Recommendation:  The single feature purportedly separating Caribbean Coot F. caribaea and American Coot F. americana is the morphology of the frontal shield, but this character is inconsistent: both forms occur in both the Caribbean and mainland North America and the forms appear to mate non-assortatively where they have been studied.  Thus, morphology and behavior do not serve to separate these two forms.  I don’t see any evidence to suggest that they are two species; rather, there may be something of a cline in frontal shield morphology.  It would be ideal to have a bit of genetic data as the final nail in the coffin, but a finding of substantial genetic differences would be an extremely surprising result given the rest of the evidence.  If we were building a checklist from scratch, I doubt that a two-species arrangement would be seriously considered.  I recommend that we merge Fulica caribaea into F. americana.  As for the English name, nothing occurs to me that would be better than simply calling the lumped species American Coot, although I’m open to alternatives.



Bolte, W. J. 1974. Caribbean Coot, Fulica caribaea, in Florida. American Birds 28: 734-735.

Roberson, D., and L. F. Baptista. 1988. White-shielded coots in North America: a critical evaluation. American Birds 42: 1241-1246.

McNair, D. B., and C. Cramer-Burke. 2006. Breeding ecology of American and Caribbean coots at Southgate Pond, St. Croix: use of woody vegetation. Wilson J. of Ornith. 118: 208-217.



Terry Chesser, February 2015




Comments from Stiles: “YES. Given that the only supposed distinction between caribaea and Americana (frontal shield pattern) has been effectively falsified, I see no reason not to consider the former a subspecies of americana.


Comments from Pacheco: “YES. From what is in the proposal, I do not think that caribaea is not even a subspecies, but merely a morphotype of americana.”


Comments from Claramunt: “YES. I see no evidence of two separate species here.”


Comments from Jaramillo: “YES. As noted, lacking a recording of Caribbean Coot, I used American Coot voice in an area where only Caribbean phenotypes were present (in Guadeloupe), and they responded and called back giving the same call as an American Coot. I don’t think I recorded them as I was on tour and busy trying to show these birds to clients. But I went back over several years; each time the response was the same. I am certain that this is a morph rather than a species. Now the different types of Slate-colored Coots, that deems more attention!”

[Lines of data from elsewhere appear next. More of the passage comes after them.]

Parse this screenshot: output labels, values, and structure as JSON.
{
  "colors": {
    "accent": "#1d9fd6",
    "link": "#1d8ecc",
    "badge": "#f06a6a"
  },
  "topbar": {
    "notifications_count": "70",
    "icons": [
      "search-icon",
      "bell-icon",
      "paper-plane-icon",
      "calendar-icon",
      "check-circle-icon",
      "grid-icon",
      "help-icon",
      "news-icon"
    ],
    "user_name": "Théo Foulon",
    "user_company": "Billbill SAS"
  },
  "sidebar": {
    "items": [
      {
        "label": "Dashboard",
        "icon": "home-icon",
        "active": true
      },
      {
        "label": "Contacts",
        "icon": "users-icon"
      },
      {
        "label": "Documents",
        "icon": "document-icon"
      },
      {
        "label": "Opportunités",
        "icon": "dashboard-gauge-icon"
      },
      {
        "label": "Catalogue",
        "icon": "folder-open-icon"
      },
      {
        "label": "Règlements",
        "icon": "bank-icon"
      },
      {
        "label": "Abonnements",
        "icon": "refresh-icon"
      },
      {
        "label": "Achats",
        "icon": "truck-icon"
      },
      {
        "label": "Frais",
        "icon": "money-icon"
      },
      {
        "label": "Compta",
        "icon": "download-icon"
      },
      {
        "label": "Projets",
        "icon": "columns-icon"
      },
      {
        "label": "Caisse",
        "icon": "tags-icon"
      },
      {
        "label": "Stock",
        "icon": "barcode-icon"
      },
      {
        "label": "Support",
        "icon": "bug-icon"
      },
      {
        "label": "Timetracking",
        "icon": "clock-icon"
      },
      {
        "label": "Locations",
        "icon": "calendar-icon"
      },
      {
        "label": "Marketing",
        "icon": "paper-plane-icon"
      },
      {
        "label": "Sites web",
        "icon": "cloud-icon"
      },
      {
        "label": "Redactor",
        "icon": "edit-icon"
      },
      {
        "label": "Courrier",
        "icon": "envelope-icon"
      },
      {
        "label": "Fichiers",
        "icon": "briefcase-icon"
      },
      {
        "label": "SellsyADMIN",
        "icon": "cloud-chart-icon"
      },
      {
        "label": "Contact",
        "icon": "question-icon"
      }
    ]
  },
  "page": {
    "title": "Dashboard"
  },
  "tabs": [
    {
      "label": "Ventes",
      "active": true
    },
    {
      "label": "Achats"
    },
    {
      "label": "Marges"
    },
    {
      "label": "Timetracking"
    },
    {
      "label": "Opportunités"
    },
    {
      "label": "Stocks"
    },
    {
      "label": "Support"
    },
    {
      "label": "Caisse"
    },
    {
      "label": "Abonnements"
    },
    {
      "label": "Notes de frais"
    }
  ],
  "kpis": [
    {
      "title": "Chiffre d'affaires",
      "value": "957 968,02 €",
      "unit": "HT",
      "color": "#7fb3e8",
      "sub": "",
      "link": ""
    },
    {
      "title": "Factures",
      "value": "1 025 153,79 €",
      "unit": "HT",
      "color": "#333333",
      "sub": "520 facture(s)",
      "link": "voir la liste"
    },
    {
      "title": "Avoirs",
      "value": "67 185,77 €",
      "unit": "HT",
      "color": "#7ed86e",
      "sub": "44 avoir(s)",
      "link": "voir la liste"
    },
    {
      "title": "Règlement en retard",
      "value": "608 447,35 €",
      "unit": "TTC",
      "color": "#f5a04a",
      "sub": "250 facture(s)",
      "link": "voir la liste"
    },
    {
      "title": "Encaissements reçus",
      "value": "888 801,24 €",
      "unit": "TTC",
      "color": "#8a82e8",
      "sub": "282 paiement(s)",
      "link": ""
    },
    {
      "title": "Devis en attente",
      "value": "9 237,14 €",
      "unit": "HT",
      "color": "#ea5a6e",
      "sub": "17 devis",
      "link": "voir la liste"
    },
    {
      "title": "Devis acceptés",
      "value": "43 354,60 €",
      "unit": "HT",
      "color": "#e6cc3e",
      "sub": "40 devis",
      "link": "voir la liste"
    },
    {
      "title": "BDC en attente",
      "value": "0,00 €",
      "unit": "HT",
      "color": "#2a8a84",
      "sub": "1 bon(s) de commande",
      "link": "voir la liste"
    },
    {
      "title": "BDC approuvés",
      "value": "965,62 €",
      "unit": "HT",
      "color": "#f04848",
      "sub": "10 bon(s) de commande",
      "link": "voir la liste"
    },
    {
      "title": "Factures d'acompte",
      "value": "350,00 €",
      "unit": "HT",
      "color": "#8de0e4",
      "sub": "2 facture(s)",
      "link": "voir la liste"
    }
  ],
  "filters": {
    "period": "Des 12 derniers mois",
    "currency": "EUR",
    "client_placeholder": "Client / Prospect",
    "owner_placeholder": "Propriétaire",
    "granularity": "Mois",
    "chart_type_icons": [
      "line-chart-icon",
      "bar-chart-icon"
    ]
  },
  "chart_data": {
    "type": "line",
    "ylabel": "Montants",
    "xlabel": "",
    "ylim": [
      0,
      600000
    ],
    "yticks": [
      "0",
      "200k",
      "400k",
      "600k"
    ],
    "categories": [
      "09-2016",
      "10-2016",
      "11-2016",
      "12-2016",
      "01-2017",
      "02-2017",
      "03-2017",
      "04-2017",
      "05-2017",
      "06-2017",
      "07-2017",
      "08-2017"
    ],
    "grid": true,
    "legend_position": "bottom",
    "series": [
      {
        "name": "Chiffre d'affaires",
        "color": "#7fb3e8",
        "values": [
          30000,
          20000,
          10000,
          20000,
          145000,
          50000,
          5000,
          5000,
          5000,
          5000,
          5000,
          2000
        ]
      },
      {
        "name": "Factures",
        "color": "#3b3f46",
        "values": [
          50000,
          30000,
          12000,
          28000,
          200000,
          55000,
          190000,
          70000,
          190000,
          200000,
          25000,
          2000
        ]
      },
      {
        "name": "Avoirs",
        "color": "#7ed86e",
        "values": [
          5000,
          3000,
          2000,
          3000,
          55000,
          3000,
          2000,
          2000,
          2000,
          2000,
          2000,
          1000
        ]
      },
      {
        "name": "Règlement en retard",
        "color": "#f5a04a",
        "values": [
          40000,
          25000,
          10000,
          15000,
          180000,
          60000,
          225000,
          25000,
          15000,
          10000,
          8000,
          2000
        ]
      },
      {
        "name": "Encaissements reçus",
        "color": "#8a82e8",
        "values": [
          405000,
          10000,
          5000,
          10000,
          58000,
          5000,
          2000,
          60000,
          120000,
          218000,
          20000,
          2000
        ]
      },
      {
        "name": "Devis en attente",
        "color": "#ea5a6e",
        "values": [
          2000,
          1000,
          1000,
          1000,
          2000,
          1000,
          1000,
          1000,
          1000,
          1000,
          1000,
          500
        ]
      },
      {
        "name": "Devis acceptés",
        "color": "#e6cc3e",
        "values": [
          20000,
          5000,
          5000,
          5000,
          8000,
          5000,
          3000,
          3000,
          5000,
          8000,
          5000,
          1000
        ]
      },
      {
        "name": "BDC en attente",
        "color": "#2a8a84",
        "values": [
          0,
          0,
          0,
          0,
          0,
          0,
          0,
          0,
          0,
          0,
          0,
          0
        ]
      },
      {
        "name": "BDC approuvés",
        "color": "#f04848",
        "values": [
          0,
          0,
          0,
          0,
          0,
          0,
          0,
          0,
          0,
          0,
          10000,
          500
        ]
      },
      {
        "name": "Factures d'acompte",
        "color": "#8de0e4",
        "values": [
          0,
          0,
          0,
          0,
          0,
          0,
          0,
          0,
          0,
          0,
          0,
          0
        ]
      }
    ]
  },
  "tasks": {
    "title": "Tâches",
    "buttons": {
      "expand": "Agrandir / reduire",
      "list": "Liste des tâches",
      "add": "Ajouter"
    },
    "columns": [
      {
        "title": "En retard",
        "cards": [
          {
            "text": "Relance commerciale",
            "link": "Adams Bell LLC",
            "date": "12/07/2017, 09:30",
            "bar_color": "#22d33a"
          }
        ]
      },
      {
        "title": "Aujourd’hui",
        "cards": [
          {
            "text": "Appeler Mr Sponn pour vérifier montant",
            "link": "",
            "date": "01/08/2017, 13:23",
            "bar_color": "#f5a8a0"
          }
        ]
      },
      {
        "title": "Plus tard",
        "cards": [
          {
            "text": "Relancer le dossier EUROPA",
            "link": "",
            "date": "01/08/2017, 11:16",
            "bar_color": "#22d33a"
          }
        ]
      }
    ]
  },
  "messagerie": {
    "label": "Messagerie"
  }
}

Comments from Areta: “YES. Natural history, morphological data, and examination of crucial museum specimens indicate that there are no reasons to retain caribaea as a different species. This has been long suspected (see for example Hellmayr & Conover 1942). Although this is clearly not the end of this story and more research is needed to understand the seasonal and geographic distribution of different shield-types, nothing indicates that two species are involved. Given how tenuous evidence for a two-species treatment is, the burden of proof should be on those giving credit to this alternative.”